As I sit writing this, day three of our time in Vietnam, my pack and shoes next to me remain caked in the red clay dust that dominates Ratankiri Province - the northeastern most province of Cambodia - and its capital, Ban Lung. We spent the last week of our time in the country slowly but surely exploring this rural outpost, population 25,000. It might have originally been a little oversight on our part to allot seven full days to a town with so little going on besides a days worth of waterfalls or longer treks. We quickly learned a good lesson, however, about the variation in size and scope of exploration that made our time in Ban Lung no less meaningful than the time we spent in Siem Reap or Phnom Penh.

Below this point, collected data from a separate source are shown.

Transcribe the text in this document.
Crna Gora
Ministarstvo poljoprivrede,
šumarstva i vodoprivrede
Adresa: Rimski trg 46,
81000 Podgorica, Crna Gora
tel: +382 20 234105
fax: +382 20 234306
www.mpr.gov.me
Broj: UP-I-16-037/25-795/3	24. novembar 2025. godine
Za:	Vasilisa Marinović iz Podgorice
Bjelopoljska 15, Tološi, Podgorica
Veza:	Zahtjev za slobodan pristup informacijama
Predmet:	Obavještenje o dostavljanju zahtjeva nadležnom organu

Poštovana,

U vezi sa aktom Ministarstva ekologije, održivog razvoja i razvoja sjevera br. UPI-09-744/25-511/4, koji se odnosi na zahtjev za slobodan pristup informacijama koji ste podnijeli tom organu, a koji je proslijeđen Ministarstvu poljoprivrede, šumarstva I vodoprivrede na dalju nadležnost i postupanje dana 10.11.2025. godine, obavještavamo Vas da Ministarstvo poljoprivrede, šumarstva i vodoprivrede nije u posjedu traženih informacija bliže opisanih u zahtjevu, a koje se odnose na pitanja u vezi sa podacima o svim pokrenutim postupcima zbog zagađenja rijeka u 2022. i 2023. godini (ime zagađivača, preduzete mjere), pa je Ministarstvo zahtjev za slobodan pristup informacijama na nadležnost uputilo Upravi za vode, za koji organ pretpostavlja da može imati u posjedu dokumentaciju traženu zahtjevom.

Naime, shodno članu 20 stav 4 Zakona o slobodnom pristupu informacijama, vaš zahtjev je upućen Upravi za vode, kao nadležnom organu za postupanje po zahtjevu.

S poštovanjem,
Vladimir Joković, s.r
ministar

So how did we spend that time? Apart from our one requisite day of checking out the three beautiful waterfalls and volcanic crater lake (Great for an afternoon cool down swim! Strange for us northerners to say that in the middle of December!) in the area via moto rides on the bone rattling backroads, it was all about the mini explorations. The little day to day things like walking around the lake on the north side of town past the merry go round with the strange almost horse-like creatures for seats. Or working our way through the market fully three times before finding the noodle soup and iced coffee lady we'd heard about from some other travelers. (A side note on the coffee: this was a magnificent hint of the chocolatey wonder we've since found in the Vietnamese iced coffee specialty, complete with a melt-your-teeth-off layer of sweetened condensed milk on the bottom.) Or discovering the joys of fresh pressed roadside sugarcane juice (with half a lime added in for good measure), which isn't nearly as sweet as I expected it to be, ending up much more like lemonade. We also go to know this guy:

He or she (we didn't get around to checking) was the 8-9" long primary resident in our bathroom along with a possible mate and a couple of smaller cohorts.

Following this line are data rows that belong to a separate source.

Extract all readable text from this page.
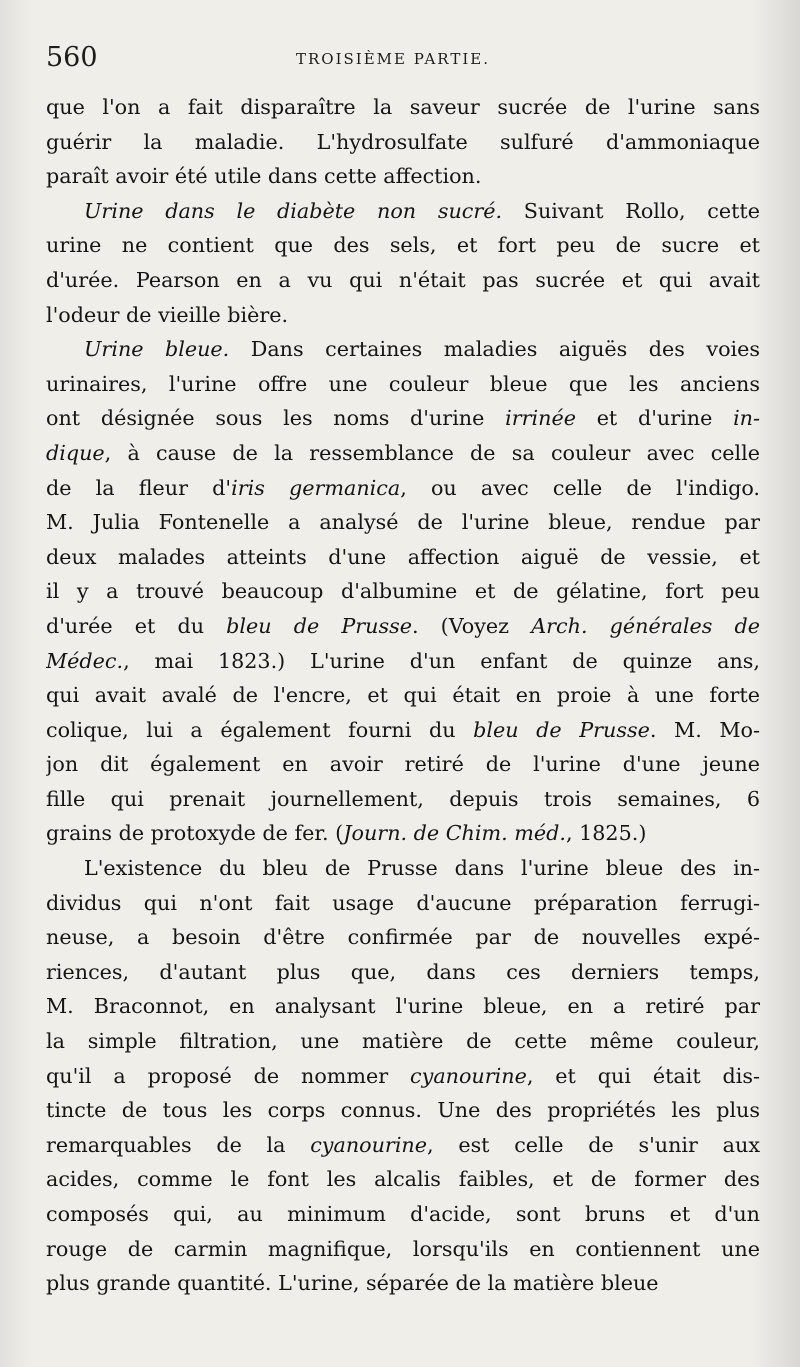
560	TROISIÈME PARTIE.
que l'on a fait disparaître la saveur sucrée de l'urine sans
guérir la maladie. L'hydrosulfate sulfuré d'ammoniaque
paraît avoir été utile dans cette affection.
Urine dans le diabète non sucré. Suivant Rollo, cette
urine ne contient que des sels, et fort peu de sucre et
d'urée. Pearson en a vu qui n'était pas sucrée et qui avait
l'odeur de vieille bière.
Urine bleue. Dans certaines maladies aiguës des voies
urinaires, l'urine offre une couleur bleue que les anciens
ont désignée sous les noms d'urine irrinée et d'urine in-
dique, à cause de la ressemblance de sa couleur avec celle
de la fleur d'iris germanica, ou avec celle de l'indigo.
M. Julia Fontenelle a analysé de l'urine bleue, rendue par
deux malades atteints d'une affection aiguë de vessie, et
il y a trouvé beaucoup d'albumine et de gélatine, fort peu
d'urée et du bleu de Prusse. (Voyez Arch. générales de
Médec., mai 1823.) L'urine d'un enfant de quinze ans,
qui avait avalé de l'encre, et qui était en proie à une forte
colique, lui a également fourni du bleu de Prusse. M. Mo-
jon dit également en avoir retiré de l'urine d'une jeune
fille qui prenait journellement, depuis trois semaines, 6
grains de protoxyde de fer. (Journ. de Chim. méd., 1825.)
L'existence du bleu de Prusse dans l'urine bleue des in-
dividus qui n'ont fait usage d'aucune préparation ferrugi-
neuse, a besoin d'être confirmée par de nouvelles expé-
riences, d'autant plus que, dans ces derniers temps,
M. Braconnot, en analysant l'urine bleue, en a retiré par
la simple filtration, une matière de cette même couleur,
qu'il a proposé de nommer cyanourine, et qui était dis-
tincte de tous les corps connus. Une des propriétés les plus
remarquables de la cyanourine, est celle de s'unir aux
acides, comme le font les alcalis faibles, et de former des
composés qui, au minimum d'acide, sont bruns et d'un
rouge de carmin magnifique, lorsqu'ils en contiennent une
plus grande quantité. L'urine, séparée de la matière bleue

Since most visitors don't seem to spend more than a couple days in Ban Lung, we were several times mistaken for long term workers. By way of meeting a couple girls from Norway and Sweden, we learned that what that means for the most part is people coming to work in the schools or hospitals that work with the local hill tribe minorities. Their five day work weeks in the even more rural jungle areas are topped off with weekends in the city and all the creature comforts that has to offer. We met them at a small bakery with some truly excellent banana bread cake. The rest of the economy of the area seems largely focused on either the market or tourist services to visit the aforementioned waterfalls, lakes, and treks to visit the hill tribes.

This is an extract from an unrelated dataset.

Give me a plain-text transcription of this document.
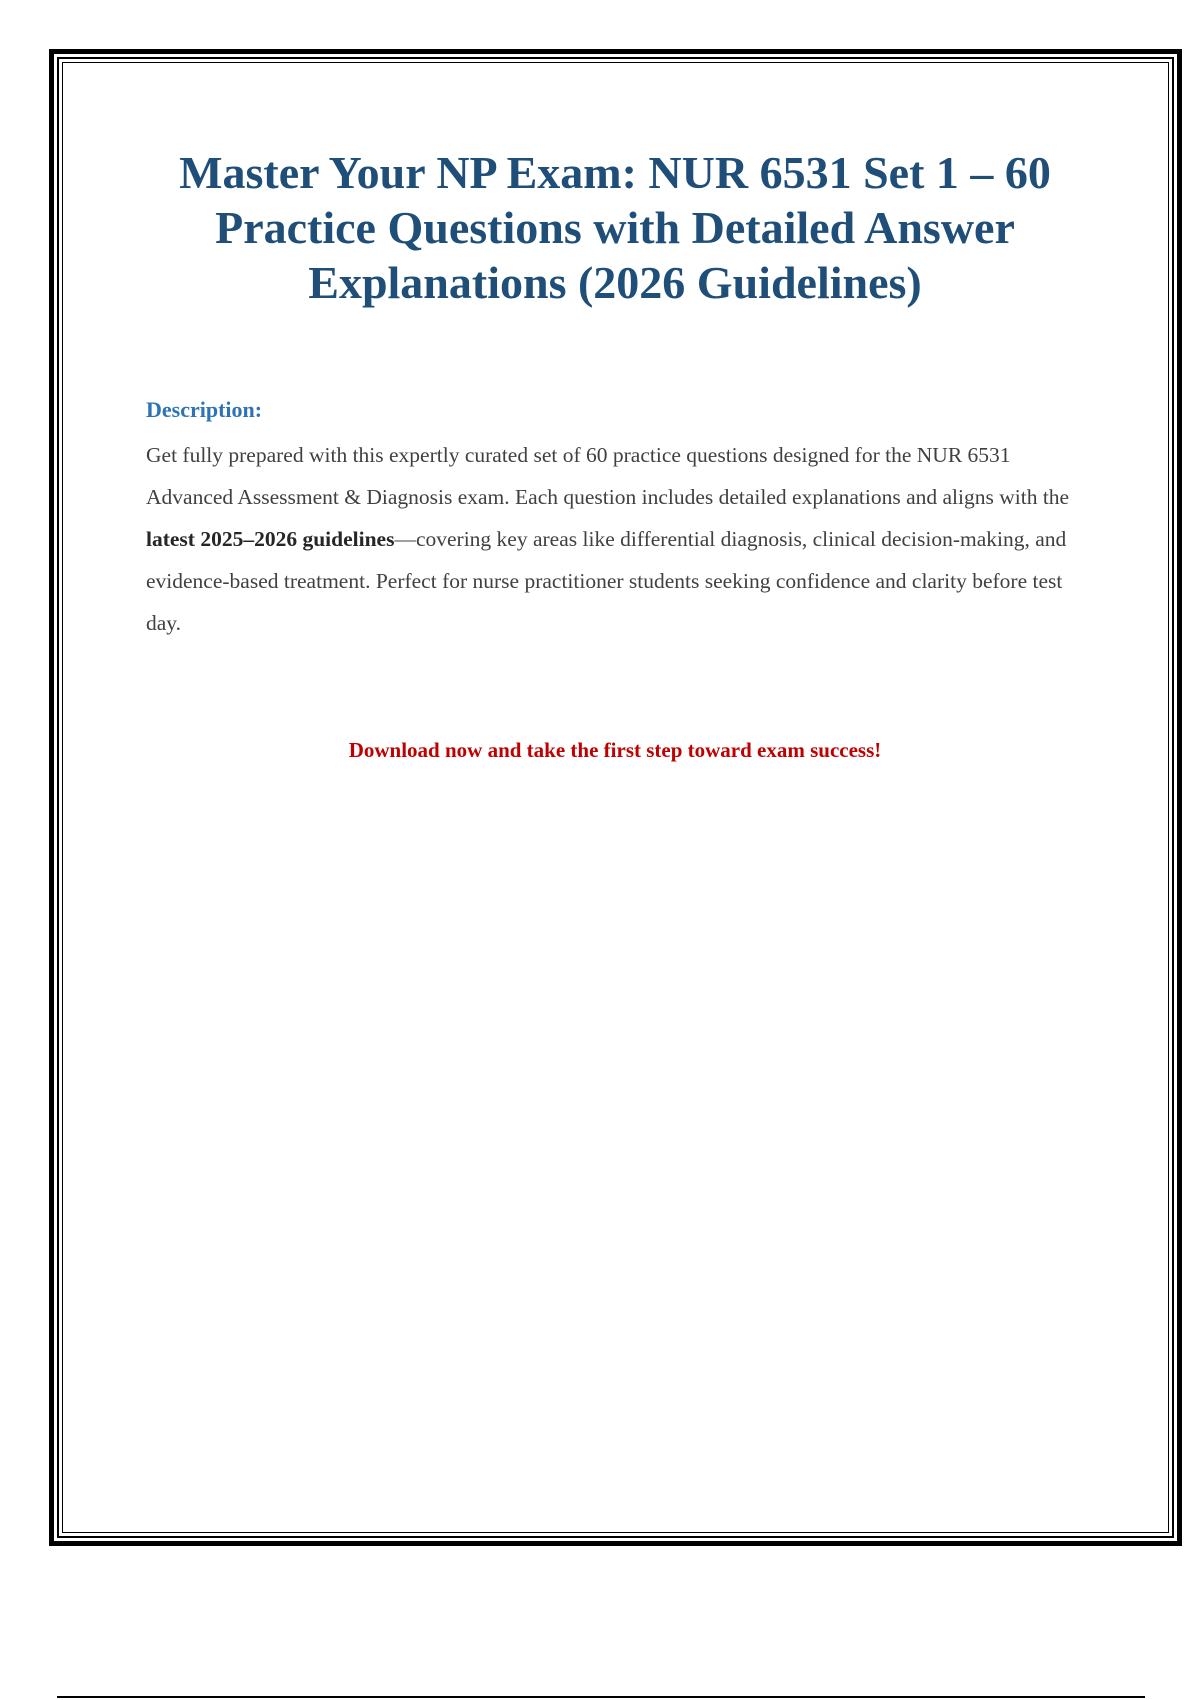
Master Your NP Exam: NUR 6531 Set 1 – 60 Practice Questions with Detailed Answer Explanations (2026 Guidelines)
Description:

Get fully prepared with this expertly curated set of 60 practice questions designed for the NUR 6531 Advanced Assessment & Diagnosis exam. Each question includes detailed explanations and aligns with the latest 2025–2026 guidelines—covering key areas like differential diagnosis, clinical decision-making, and evidence-based treatment. Perfect for nurse practitioner students seeking confidence and clarity before test day.

Download now and take the first step toward exam success!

With a quiet week of Ban Lung in our minds and all of its red dirt fully inundating our every pore, we boarded a wonderfully spacious minibus for the seventy mile trip to the border of Vietnam. After a quick bag search and the shortest line of all of our customs experiences (number in line: zero), a second minibus was waiting to take us the rest of the way on to Pleiku - a larger but largely un-touristed city in the Vietnamese central highlands. I'm a sucker for some topographical variation and the emerging hills and valleys on our way out of Cambodia and into Vietnam perfectly whetted our appetites for the weeks ahead.